Раздался звон разбитого стекла, мелькнула вспышка света. Затем опустились тишина и темнота. Иона стоял, ожидая возмездия.
– Прости меня, Мина, – шепнул он, словно молясь.
Когда воздаяния не последовало, Тайт открыл глаза и узрел непроглядный мрак. Но нет… не совсем. Что–то блеснуло во тьме – белая искорка… она увеличилась… приблизилась – и быстро!
«И хвосты те усеяны шипами».
– Беги! – предупредил кто–то.
Когда Иона узнал говорившего, было уже поздно.
Пуля, заряженная и измененная в своем нечестивом странствии, рикошетом вылетела из имматериума и ударила Тайта между глаз в проблеске серебристого света.
Проповедь первая
Исход
Отделение от собственной сути и множества ее дивных заблуждений – первый и самый широкий шаг по дороге к Становлению.
Истерзанный Пророк,«Проповеди просветительные»
Глава первая. Милосердие
IСвидетельство Асенаты Гиад – заявление первое.
Залив Исхода, Витарн, 419. M40
Моя досточтимая канонисса, я приступаю к писанию сего документа с определенной неохотой, но со дня моего прибытия на Витарн прошло уже несколько суток, и у меня нет права далее откладывать исполнение данной вам клятвы. По вашему дозволению я отправилась в этот зловещий священный мир и по вашему распоряжению обязана отчитываться обо всем, что обнаружу здесь. Первое наполняет меня радостью, ибо я долго стремилась вернуться на родину, но, должна признаться, второе мне вовсе не по душе. Служить лазутчицей, да особенно среди тех, кто открыл мне глаза на величие Бога–Императора и принял меня в наше благочестивое сестринство, кажется предательством. Я обязана Последней Свече не только жизнью – без ее направляющего света я заблудилась бы задолго до того, как выучилась искать.
Учитывая обстоятельства, верю, что вы поймете, почему я отвергла удобное электростило ради пера и пергамента. По моему разумению, эти освященные веками принадлежности помогают обрести серьезность мыслей, недоступную при использовании менее осязаемых пальцами инструментов. Больше того, они побуждают к прилежанию, создавая ощущение, что ты оставляешь в мире свой след. Если уж я решила написать отчет, так пусть он будет тщательным и долговечным.

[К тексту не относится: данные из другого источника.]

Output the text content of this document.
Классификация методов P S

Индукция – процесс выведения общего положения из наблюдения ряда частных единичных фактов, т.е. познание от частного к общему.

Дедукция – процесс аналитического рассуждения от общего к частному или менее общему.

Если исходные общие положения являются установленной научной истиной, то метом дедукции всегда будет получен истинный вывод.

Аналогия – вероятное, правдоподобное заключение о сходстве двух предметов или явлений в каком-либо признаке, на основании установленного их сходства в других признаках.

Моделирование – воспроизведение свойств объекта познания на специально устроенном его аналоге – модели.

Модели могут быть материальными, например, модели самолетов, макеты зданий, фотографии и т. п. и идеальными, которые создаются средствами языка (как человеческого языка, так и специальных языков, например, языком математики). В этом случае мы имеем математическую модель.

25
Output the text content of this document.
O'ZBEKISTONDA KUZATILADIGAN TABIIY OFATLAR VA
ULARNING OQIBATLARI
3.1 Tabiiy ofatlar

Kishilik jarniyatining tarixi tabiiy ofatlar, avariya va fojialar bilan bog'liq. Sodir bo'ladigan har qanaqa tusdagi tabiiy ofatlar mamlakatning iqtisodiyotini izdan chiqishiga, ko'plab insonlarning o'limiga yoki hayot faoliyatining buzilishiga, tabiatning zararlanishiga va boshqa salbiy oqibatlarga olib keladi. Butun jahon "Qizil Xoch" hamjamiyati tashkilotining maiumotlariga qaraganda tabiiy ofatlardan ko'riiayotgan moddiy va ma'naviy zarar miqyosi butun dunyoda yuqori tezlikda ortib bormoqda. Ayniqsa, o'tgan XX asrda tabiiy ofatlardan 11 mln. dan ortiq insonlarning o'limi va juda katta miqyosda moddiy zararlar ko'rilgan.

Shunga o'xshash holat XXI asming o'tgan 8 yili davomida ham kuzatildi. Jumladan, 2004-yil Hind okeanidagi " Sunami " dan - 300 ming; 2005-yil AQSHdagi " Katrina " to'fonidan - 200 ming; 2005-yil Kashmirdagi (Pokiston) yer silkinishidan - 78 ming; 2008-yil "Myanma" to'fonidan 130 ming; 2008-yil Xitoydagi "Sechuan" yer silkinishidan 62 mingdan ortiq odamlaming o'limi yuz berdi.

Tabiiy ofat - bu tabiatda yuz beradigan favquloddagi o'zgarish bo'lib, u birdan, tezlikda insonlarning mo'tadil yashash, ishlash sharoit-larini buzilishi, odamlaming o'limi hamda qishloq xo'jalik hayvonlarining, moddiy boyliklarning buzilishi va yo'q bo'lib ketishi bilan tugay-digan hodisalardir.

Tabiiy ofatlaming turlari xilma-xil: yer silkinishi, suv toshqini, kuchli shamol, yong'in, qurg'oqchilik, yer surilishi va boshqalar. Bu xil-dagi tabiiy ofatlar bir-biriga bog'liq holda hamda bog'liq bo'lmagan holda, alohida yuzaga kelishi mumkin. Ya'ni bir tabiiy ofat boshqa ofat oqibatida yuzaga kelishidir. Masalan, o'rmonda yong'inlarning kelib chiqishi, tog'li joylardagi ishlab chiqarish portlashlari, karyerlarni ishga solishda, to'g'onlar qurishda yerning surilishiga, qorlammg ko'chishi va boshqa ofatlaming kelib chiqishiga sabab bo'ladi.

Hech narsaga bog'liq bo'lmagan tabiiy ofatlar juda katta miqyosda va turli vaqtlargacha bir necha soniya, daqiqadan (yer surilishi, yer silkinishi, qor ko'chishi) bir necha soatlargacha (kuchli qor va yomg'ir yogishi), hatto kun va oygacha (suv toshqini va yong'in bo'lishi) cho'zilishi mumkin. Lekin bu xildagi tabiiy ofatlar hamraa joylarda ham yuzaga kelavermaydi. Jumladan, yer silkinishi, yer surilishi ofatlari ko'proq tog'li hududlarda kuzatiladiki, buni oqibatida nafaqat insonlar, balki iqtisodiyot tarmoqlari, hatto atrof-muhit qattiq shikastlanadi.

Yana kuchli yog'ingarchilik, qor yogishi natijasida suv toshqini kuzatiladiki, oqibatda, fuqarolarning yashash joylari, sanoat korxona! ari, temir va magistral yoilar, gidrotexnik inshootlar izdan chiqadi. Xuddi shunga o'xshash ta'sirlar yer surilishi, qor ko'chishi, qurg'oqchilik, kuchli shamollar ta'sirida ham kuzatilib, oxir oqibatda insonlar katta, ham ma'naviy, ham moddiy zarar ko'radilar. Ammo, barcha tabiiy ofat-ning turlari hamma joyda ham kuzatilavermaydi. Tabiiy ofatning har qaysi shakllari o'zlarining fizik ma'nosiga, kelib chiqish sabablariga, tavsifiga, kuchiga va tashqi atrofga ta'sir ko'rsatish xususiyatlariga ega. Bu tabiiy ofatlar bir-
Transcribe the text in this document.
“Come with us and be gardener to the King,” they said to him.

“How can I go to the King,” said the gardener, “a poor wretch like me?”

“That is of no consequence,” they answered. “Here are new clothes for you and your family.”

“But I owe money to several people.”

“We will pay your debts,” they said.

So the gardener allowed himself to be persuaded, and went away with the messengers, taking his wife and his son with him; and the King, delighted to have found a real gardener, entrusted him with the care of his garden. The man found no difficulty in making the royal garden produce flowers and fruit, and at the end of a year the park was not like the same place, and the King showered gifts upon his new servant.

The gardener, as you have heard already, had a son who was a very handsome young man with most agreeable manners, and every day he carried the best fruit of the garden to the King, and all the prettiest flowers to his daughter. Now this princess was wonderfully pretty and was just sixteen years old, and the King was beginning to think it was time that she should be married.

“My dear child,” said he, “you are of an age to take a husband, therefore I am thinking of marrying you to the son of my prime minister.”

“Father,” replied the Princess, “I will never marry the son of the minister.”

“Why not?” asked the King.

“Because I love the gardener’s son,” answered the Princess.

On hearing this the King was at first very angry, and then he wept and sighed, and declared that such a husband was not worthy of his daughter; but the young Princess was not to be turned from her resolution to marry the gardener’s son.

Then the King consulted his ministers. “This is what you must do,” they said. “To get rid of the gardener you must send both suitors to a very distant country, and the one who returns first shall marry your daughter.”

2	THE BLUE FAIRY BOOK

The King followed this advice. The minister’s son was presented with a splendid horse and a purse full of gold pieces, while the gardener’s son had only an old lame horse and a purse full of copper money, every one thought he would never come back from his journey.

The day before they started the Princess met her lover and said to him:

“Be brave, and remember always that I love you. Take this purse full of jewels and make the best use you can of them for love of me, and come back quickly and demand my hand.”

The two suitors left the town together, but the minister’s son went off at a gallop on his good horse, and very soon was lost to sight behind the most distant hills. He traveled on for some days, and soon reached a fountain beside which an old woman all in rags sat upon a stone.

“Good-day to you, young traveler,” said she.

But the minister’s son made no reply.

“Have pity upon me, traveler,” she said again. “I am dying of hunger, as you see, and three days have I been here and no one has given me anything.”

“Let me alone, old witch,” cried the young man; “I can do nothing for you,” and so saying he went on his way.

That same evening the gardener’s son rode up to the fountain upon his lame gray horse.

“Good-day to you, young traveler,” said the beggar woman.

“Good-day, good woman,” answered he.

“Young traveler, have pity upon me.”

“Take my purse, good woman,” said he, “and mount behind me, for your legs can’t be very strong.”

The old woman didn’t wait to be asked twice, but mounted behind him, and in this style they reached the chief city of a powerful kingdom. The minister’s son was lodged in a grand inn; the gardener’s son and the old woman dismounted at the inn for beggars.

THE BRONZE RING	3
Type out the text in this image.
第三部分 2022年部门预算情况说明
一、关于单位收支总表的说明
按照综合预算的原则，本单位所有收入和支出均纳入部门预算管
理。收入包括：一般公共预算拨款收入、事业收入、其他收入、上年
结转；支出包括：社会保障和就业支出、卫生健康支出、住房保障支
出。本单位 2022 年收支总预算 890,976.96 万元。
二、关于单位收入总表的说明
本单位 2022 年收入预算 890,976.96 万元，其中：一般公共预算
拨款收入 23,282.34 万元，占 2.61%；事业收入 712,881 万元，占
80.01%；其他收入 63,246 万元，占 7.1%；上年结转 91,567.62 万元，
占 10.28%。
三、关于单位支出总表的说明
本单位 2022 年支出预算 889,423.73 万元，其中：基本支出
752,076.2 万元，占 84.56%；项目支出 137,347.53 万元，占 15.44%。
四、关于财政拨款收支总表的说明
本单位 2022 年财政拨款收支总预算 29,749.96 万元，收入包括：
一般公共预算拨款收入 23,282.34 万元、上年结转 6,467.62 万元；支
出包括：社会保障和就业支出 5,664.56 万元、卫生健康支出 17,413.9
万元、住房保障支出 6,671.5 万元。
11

Начать следует с некоторых соображений о Последней Свече, какой я знала ее в молодости и какой, не сомневаюсь, она осталась по сию пору, – образце святости, простоявшем больше тысячи лет. Хотя мы с вами подробно обсуждали мою прежнюю секту, я чувствую, что честь обязывает меня формально запечатлеть мои воззрения.
Вам хорошо известно, моя госпожа, что внутри Культа Империалис как единого целого всегда существовали организации с особыми обычаями или интерпретациями Божественной Истины, противоречащие ортодоксальным уложениям. Такие отклонения рождаются, например, из невежества, высокомерия или же искренней тяги к просвещению, однако все их носители неидеальны. Порой изъяны отступников безвредны, но мы безжалостно искореняем их. Иногда они происходят от злонравия и приносят один только вред, и все же мы позволяем ренегатам процветать. Я видела миры, где творятся непроизносимые жестокости, облагороженные именем Бога–Императора, – празднества мучеников, на которых несчастные люди сжигают себя во искупление грехов своих повелителей; парады самобичевания, где участники упиваются своим унижением; даже ритуальные крестовые походы детей (по сути, настоящие массовые убийства)! Подобное варварство позорит Его непрерывное самопожертвование и нашу честь, однако же подозрения у Конвента Санкторум вызвала Последняя Свеча – секта, основанная в нашем благословенном ордене!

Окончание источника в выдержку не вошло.